Monday 11 November 2013

Disgusted with myself

I feel so miserable at the moment: I'm a mess
So fed up with everything: can't seem to cope
I'm just such a pain to be around: grumpy old cow!
Really I've been such a bitch: I must admit!
Cranky about everything: making a mess 
Dropped a tray of biscuit's I'd just made up
Got so angry at myself because of that
Please forgive me Lord for being such a grouch
Some days I just don't want to get off the couch
What is the matter with me? Why so miserable?

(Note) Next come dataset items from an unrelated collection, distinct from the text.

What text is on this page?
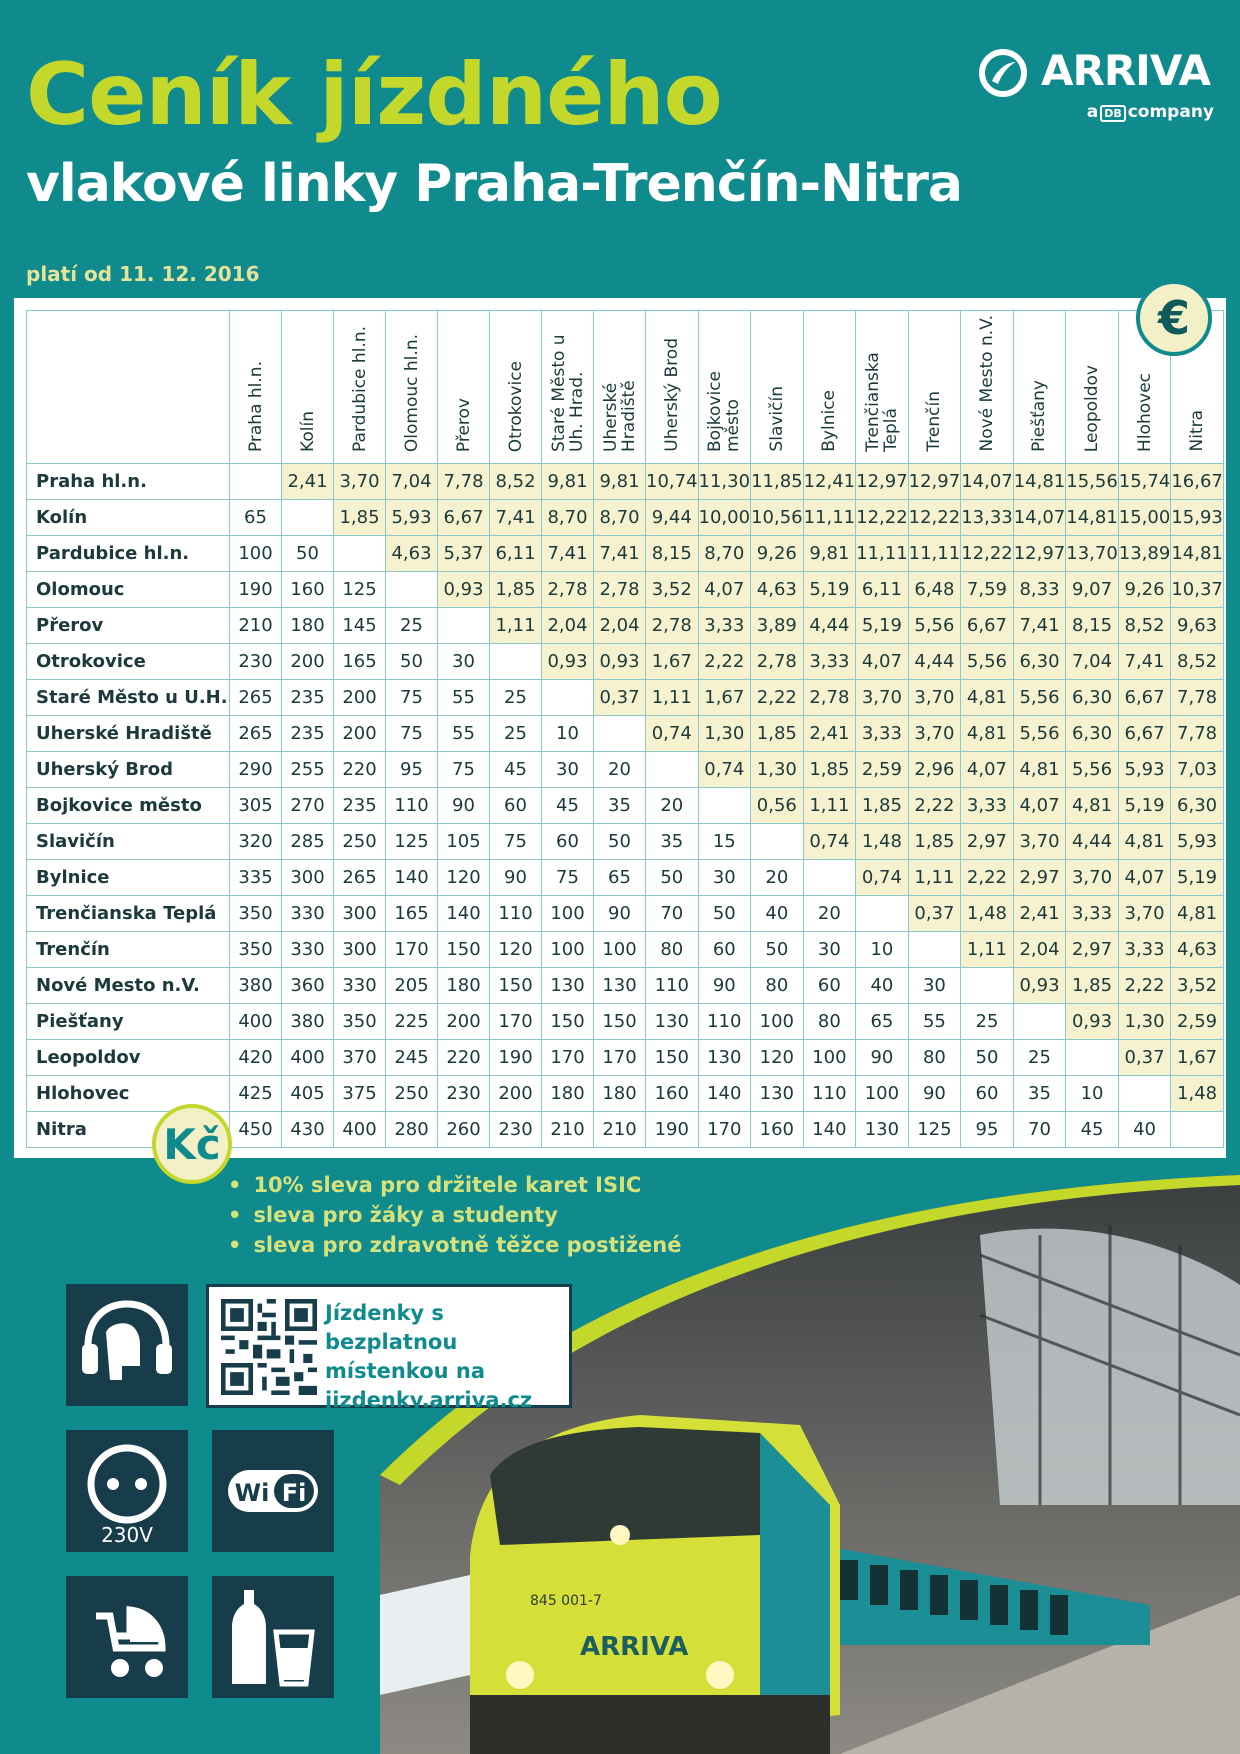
Ceník jízdného
vlakové linky Praha-Trenčín-Nitra
platí od 11. 12. 2016
ARRIVA
a DB company
	Praha hl.n.	Kolín	Pardubice hl.n.	Olomouc hl.n.	Přerov	Otrokovice	Staré Město u Uh. Hrad.	Uherské Hradiště	Uherský Brod	Bojkovice město	Slavičín	Bylnice	Trenčianska Teplá	Trenčín	Nové Mesto n.V.	Piešťany	Leopoldov	Hlohovec	Nitra
Praha hl.n.		2,41	3,70	7,04	7,78	8,52	9,81	9,81	10,74	11,30	11,85	12,41	12,97	12,97	14,07	14,81	15,56	15,74	16,67
Kolín	65		1,85	5,93	6,67	7,41	8,70	8,70	9,44	10,00	10,56	11,11	12,22	12,22	13,33	14,07	14,81	15,00	15,93
Pardubice hl.n.	100	50		4,63	5,37	6,11	7,41	7,41	8,15	8,70	9,26	9,81	11,11	11,11	12,22	12,97	13,70	13,89	14,81
Olomouc	190	160	125		0,93	1,85	2,78	2,78	3,52	4,07	4,63	5,19	6,11	6,48	7,59	8,33	9,07	9,26	10,37
Přerov	210	180	145	25		1,11	2,04	2,04	2,78	3,33	3,89	4,44	5,19	5,56	6,67	7,41	8,15	8,52	9,63
Otrokovice	230	200	165	50	30		0,93	0,93	1,67	2,22	2,78	3,33	4,07	4,44	5,56	6,30	7,04	7,41	8,52
Staré Město u U.H.	265	235	200	75	55	25		0,37	1,11	1,67	2,22	2,78	3,70	3,70	4,81	5,56	6,30	6,67	7,78
Uherské Hradiště	265	235	200	75	55	25	10		0,74	1,30	1,85	2,41	3,33	3,70	4,81	5,56	6,30	6,67	7,78
Uherský Brod	290	255	220	95	75	45	30	20		0,74	1,30	1,85	2,59	2,96	4,07	4,81	5,56	5,93	7,03
Bojkovice město	305	270	235	110	90	60	45	35	20		0,56	1,11	1,85	2,22	3,33	4,07	4,81	5,19	6,30
Slavičín	320	285	250	125	105	75	60	50	35	15		0,74	1,48	1,85	2,97	3,70	4,44	4,81	5,93
Bylnice	335	300	265	140	120	90	75	65	50	30	20		0,74	1,11	2,22	2,97	3,70	4,07	5,19
Trenčianska Teplá	350	330	300	165	140	110	100	90	70	50	40	20		0,37	1,48	2,41	3,33	3,70	4,81
Trenčín	350	330	300	170	150	120	100	100	80	60	50	30	10		1,11	2,04	2,97	3,33	4,63
Nové Mesto n.V.	380	360	330	205	180	150	130	130	110	90	80	60	40	30		0,93	1,85	2,22	3,52
Piešťany	400	380	350	225	200	170	150	150	130	110	100	80	65	55	25		0,93	1,30	2,59
Leopoldov	420	400	370	245	220	190	170	170	150	130	120	100	90	80	50	25		0,37	1,67
Hlohovec	425	405	375	250	230	200	180	180	160	140	130	110	100	90	60	35	10		1,48
Nitra	450	430	400	280	260	230	210	210	190	170	160	140	130	125	95	70	45	40	
€
Kč
845 001-7
ARRIVA
• 10% sleva pro držitele karet ISIC
• sleva pro žáky a studenty
• sleva pro zdravotně těžce postižené
230V
Wi Fi
Jízdenky s bezplatnou
místenkou na
jizdenky.arriva.cz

Where is my faith in God through all of this?
What has happened to cause me so much pain?
My mum is ill with leukaemia: that's my beef!
I feel like I just can't get any relief! Yet it's not me who's ill!
Still I find this a very bitter pill to swallow for sure!
Is there a cure? What can be done? How much time?
Lord please forgive me for my doubts: I am so lost
Please be beside me as I wallow in my fear
Please be my strength for I have none
Please forgive me for my outbursts: please help me now
I don't want to go around being upset: being a cow
I need your constant aid to get me through
Without you all I really seem to do: is complain
I need to realise that there are so many more 
Worse off than my little family: I need to understand
That sometimes I cannot see the greater picture
After all I am just a silly little human being
I am not much good for anything: I am so lost
Without you dearest Lord I am but a silly ant
Wandering around here on this great wide world
Hardly worth the space I take up in my life
Lord please lead me safely through all this strife!